Implications and Challenges
The rise of ventures like Mirendil carries profound implications. Success could lead to an unprecedented acceleration in the pace of discovery, potentially delivering new medicines, clean energy solutions, and advanced materials within years instead of decades. It could democratize high-level research, giving smaller labs and institutions access to AI "co-pilots" that rival the cognitive firepower of large, well-funded teams.

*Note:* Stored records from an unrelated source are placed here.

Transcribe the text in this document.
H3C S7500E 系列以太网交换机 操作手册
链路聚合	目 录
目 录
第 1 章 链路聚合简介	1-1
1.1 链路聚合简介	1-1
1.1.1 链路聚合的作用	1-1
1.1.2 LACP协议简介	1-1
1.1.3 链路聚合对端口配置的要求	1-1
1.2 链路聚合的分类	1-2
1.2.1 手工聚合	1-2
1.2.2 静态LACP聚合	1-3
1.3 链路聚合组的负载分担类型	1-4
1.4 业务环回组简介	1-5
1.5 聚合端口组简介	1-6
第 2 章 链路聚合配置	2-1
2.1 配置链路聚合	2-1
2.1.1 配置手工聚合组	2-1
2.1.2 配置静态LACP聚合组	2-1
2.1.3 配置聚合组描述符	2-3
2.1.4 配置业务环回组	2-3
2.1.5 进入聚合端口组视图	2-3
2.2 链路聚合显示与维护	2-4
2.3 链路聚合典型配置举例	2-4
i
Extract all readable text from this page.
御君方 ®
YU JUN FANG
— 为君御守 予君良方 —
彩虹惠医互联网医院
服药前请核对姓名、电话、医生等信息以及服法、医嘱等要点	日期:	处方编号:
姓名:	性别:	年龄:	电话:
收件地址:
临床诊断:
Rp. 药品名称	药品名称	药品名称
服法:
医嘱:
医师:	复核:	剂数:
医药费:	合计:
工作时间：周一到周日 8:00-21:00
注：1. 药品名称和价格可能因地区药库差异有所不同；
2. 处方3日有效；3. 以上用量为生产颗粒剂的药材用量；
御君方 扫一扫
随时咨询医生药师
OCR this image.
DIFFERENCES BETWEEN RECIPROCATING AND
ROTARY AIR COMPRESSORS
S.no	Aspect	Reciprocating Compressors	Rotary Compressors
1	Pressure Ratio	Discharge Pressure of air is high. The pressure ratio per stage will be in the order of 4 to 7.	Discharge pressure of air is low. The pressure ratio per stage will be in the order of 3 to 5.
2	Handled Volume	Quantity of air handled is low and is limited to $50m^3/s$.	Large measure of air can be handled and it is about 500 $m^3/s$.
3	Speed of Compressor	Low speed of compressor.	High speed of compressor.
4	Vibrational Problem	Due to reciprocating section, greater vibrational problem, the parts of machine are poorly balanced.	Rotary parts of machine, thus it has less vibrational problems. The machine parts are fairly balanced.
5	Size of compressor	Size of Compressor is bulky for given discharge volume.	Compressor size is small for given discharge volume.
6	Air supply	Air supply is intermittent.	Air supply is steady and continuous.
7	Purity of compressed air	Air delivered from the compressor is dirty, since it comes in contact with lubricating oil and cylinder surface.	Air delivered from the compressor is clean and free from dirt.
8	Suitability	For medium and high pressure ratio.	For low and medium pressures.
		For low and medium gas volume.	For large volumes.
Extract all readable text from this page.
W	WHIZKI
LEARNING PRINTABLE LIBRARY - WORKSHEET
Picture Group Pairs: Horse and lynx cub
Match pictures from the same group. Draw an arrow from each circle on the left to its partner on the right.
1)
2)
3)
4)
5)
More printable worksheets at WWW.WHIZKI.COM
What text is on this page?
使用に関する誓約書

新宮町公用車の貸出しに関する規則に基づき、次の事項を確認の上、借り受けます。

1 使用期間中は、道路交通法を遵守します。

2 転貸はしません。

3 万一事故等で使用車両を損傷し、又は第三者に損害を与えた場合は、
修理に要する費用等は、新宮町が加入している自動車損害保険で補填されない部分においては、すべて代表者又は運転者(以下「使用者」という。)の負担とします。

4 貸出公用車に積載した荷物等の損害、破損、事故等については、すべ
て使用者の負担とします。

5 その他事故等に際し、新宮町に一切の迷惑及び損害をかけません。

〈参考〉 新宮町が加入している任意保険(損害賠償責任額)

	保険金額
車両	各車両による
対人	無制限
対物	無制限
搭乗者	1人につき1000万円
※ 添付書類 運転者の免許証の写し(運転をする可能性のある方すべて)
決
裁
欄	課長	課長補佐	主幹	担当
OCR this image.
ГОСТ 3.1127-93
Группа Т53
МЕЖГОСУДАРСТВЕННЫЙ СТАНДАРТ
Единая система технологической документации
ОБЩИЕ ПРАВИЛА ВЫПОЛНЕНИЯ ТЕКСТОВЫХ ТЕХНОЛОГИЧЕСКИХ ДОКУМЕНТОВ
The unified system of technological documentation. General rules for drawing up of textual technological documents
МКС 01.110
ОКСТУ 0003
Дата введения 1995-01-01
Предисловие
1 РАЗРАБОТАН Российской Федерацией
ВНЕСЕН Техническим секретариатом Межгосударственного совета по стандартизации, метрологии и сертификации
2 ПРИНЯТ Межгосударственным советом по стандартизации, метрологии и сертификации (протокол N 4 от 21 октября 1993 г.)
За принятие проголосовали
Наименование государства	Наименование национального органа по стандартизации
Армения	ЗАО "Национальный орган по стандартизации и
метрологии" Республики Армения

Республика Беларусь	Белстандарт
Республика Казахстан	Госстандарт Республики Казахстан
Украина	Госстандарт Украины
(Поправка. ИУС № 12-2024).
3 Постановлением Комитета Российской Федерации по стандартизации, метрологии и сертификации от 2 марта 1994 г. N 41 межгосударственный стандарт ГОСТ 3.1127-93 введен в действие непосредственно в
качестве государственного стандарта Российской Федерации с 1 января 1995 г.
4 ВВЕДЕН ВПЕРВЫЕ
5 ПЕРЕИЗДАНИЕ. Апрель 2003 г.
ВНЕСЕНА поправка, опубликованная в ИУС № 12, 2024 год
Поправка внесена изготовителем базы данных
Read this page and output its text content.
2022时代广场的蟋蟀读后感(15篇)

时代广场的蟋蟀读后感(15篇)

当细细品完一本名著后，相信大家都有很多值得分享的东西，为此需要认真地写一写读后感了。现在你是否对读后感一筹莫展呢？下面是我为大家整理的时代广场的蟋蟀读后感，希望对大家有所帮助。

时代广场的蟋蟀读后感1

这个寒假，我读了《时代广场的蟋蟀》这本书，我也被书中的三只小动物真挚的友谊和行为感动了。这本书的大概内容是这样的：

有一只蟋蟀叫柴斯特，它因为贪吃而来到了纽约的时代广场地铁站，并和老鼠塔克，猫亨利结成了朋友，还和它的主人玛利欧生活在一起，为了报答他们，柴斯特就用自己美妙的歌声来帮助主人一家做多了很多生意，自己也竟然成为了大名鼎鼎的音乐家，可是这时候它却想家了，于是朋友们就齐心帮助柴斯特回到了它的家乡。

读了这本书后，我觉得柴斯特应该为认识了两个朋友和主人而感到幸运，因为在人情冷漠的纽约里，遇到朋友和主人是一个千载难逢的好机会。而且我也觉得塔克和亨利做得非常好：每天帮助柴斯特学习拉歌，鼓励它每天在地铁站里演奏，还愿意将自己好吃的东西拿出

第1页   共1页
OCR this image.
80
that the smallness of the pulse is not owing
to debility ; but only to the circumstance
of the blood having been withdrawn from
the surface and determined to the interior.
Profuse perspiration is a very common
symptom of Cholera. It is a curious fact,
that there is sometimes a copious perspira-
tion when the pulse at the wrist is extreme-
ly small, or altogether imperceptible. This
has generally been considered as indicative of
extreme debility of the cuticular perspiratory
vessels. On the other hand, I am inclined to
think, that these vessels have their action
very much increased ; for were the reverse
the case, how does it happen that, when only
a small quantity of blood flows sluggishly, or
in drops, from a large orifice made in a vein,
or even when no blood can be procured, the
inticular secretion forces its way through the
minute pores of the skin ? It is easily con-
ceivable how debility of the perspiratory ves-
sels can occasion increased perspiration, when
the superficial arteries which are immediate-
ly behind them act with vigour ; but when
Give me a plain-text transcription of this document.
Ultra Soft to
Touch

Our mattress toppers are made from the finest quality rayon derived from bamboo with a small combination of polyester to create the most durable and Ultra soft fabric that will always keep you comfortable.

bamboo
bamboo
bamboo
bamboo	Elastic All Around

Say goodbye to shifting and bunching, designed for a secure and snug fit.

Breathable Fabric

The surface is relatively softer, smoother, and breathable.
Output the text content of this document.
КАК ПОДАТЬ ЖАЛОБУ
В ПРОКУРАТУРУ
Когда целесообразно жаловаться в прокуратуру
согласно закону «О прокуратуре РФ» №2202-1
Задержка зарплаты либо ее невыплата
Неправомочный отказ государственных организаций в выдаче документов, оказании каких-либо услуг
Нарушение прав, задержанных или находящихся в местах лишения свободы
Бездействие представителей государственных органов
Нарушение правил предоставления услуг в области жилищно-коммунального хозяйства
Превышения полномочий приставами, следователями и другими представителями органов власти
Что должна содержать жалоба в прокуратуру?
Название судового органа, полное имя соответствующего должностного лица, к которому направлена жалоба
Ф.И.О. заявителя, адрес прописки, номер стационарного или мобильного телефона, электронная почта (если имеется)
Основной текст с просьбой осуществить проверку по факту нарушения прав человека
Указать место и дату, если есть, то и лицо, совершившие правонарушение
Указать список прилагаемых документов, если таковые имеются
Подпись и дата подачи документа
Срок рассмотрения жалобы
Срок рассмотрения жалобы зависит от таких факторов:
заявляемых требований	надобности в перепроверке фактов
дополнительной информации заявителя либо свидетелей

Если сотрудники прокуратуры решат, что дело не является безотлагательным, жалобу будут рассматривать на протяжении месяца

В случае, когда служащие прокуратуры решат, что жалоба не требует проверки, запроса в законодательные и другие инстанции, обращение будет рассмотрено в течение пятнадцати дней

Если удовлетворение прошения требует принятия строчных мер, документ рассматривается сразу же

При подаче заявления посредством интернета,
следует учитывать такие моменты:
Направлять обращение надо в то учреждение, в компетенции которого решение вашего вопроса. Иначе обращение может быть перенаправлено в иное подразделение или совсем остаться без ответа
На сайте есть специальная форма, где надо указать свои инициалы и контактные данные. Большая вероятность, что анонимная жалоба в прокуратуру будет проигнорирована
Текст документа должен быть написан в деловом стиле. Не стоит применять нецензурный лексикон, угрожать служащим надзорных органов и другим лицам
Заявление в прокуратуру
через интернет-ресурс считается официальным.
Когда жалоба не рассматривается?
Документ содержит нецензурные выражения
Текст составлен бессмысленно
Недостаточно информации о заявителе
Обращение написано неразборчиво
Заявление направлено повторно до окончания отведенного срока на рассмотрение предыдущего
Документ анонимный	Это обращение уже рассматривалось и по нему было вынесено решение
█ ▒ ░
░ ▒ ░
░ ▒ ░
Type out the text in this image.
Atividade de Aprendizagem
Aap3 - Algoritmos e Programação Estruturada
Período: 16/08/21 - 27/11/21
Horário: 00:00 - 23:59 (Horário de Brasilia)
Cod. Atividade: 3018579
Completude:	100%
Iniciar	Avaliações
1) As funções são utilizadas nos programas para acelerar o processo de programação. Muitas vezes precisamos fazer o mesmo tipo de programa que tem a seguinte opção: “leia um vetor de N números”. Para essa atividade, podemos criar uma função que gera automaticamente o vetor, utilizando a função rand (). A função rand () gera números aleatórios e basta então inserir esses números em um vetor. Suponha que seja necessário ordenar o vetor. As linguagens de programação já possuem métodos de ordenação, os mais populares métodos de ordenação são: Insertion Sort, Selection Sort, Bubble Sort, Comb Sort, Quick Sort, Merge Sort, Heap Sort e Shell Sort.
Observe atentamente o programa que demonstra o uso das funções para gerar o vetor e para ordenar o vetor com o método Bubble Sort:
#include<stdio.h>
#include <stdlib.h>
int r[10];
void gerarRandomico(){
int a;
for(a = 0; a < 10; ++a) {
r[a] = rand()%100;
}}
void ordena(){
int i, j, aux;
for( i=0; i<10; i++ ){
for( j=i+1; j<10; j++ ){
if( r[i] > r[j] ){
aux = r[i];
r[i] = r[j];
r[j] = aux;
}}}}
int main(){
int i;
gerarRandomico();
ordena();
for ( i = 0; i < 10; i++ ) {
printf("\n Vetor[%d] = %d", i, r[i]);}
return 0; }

However, the path is fraught with technical and philosophical challenges. Achieving true "long-term reasoning" requires overcoming well-known AI limitations in planning, maintaining logical consistency over long chains of thought, and integrating reliable knowledge bases. There are also critical questions about bias in training data, the reproducibility of AI-driven discoveries, and how to properly credit AI contributions in scientific work.
Furthermore, the concentration of such powerful technology in private, venture-backed companies raises questions about access, equity, and the alignment of research goals with public good versus shareholder return.
The Road Ahead
As Mirendil emerges from stealth, the AI and scientific communities will be watching closely. Its progress will be a key benchmark for the "AI for science" movement. Can a startup, even one flush with capital and talent, crack the code of autonomous scientific discovery? Or will this require the sustained, large-scale efforts of tech giants and governments?
The company's roots in Anthropic, with its strong culture of AI safety, also suggest that Mirendil will likely prioritize building reliable and interpretable systems—a crucial consideration when the outputs could inform real-world medical or engineering applications.
In launching Mirendil, Neyshabur, Mehta, and their team are placing a bold bet that the next frontier for artificial intelligence is not just in conversing or creating, but in comprehending and advancing the fundamental laws of nature. Their journey will test whether AI can truly learn to think like a scientist, and in doing so, redefine what is possible in human knowledge itself.